Ketua Perhimpunan Hotel dan Restoran Indonesia (PHRI) Daerah Istimewa Yogyakarta (DIY), Deddy Pranowo Eryono, mengatakan bahwa terungkapnya kasus pencabulan terhadap 17 anak di penginapan di DIY menjadi catatan tersendiri bagi industri perhotelan.
Tak adanya regulasi yang mengatur tentang pencegahan praktik prostitusi dan perdagangan anak di dalam hotel menurutnya menjadikan tindak kejahatan tersebut rentan terjadi di dalam hotel atau fasilitas penginapan lain. Terlebih penginapan-penginapan yang belum tergabung dengan PHRI maupun asosiasi lain.
“Saat ini tidak ada regulasi yang mengatur tentang pencegahan tindak kejahatan di hotel atau penginapan, seperti larangan peredaran narkoba, prostitusi, atau perdagangan anak,” kata Deddy Pranowo Eryono saat dihubungi, Sabtu (3/6).
Saat ini regulasi yang digunakan oleh industri hotel adalah aturan dari Kementerian Pariwisata. Dalam aturan tersebut, hanya diatur bahwa manajemen hotel atau penginapan harus menghormati privasi tamunya.

Tak adanya aturan yang bisa digunakan sebagai dasar hukum hotel melakukan pengawasan, membuat hotel sering serba salah.
“Di satu sisi kami harus menghormati privasi tamu, tapi kami juga harus mencegah supaya tidak terjadi tindak kejahatan,” ujarnya.
“Misalnya ada penggrebekan karena ada aktivitas mencurigakan yang mengarah ke perdagangan anak, ternyata itu anaknya sendiri. Kan kami jadi serba salah,” lanjutnya.
Karena itu, Deddy berharap Pemda DIY bisa mengeluarkan regulasi khusus pencegahan tindak kejahatan di dalam hotel sebagai dasar hukum pihak hotel melakukan pengawasan terhadap tamunya.

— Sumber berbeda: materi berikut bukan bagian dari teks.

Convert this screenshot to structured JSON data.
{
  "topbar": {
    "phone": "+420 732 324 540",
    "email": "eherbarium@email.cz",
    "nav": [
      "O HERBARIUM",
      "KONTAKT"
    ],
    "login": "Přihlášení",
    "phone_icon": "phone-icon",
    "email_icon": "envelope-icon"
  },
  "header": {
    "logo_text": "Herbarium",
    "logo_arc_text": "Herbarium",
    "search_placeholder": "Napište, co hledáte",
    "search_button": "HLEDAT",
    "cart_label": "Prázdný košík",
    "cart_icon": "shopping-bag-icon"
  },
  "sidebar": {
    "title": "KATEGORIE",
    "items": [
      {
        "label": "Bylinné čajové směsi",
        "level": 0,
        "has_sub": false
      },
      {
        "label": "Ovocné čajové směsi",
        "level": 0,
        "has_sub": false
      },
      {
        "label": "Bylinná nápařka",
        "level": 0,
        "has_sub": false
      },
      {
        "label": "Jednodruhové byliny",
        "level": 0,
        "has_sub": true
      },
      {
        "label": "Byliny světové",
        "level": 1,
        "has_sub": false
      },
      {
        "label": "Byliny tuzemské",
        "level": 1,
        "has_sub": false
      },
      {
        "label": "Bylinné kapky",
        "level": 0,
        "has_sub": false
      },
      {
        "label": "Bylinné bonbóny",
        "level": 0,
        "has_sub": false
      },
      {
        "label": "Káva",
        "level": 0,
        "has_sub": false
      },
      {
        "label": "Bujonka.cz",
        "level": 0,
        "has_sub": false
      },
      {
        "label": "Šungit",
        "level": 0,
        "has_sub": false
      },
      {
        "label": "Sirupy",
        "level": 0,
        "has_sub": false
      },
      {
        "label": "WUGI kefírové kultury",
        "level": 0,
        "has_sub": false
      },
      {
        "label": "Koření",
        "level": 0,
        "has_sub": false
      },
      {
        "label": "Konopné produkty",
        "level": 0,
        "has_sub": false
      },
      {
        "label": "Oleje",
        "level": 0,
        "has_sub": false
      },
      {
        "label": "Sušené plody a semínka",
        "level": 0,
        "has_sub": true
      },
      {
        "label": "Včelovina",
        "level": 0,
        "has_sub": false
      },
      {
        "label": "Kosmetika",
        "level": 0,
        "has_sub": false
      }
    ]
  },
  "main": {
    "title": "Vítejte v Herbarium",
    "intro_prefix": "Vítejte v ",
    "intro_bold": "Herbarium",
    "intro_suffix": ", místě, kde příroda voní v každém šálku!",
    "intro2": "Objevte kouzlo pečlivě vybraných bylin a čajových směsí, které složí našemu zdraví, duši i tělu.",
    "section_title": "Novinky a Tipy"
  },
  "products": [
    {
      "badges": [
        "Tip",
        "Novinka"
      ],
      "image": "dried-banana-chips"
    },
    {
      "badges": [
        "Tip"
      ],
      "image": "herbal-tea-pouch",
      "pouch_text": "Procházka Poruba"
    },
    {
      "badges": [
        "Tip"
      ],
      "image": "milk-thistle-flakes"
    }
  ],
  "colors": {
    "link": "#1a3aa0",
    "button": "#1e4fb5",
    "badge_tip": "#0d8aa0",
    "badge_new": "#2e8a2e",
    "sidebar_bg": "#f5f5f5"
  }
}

Selain itu, pembinaan terhadap industri hotel dan penginapan oleh pemerintah juga perlu ditingkatkan, terutama hotel-hotel kecil non bintang yang belum tergabung dengan PHRI, sebab praktik-praktik kejahatan seringkali terjadi di hotel-hotel tersebut.
“Karena kasus-kasus seperti ini kan akan merusak citra Yogya sebagai destinasi wisata, sedangkan selama ini sama sekali tidak ada regulasi yang mengatur tentang persoalan tersebut,” kata Deddy Pranowo.